# Griffin



## DLCOO7 (11/6/16)

Hi guys I got a griffin rta with 1 grub screw stripped on the post . Is it possible just to replace the build deck as everything else is in great condition. Thanks

Sent from my GT-I9500 using Tapatalk


----------



## Feliks Karp (11/6/16)

Have you tried stuffing a tiny bit of toilet paper in to the head,to use for torque. You may get it out and its just the screw thats stripped not the post thread, think a screw is easier to replace.


----------



## Mac75 (11/6/16)

You could also try a Torx. Maybe T3 or 4. 


Sent from my iPhone using Tapatalk


----------



## DLCOO7 (11/6/16)

Its the actual post thats stripped not the screw. I changed the screw it juat spins when tightening it up but doesnt actually get tight

Sent from my GT-I9500 using Tapatalk


----------



## Mac75 (11/6/16)

You could use another slightly bigger screw to take a new thread on the post. 


Sent from my iPhone using Tapatalk

Reactions: Like 1


----------



## DLCOO7 (11/6/16)

Thx any suggestion on what size I need to ask for ?

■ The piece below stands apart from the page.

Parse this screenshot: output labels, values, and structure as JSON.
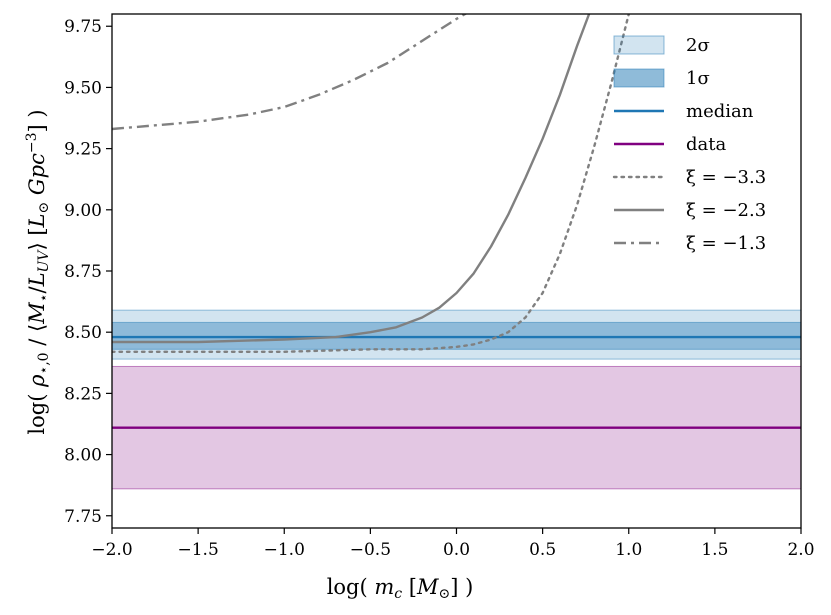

Sent from my GT-I9500 using Tapatalk


----------



## DLCOO7 (11/6/16)

I'll take the one original size screw and get one or two sizes up. 

Sent from my GT-I9500 using Tapatalk

Reactions: Like 1


----------



## DLCOO7 (11/6/16)

Willing to sell or trade if anyome wants this for spare parts . Got both glass tanks and o rings 

Sent from my GT-I9500 using Tapatalk


----------



## SQL -Jazz Guitar-Vapa (11/6/16)

DLCOO7 said:


> Willing to sell or trade if anyome wants this for spare parts . Got both glass tanks and o rings
> 
> Sent from my GT-I9500 using Tapatalk


Maybe put in the classifieds section if you're dead set on getting rid of it.


----------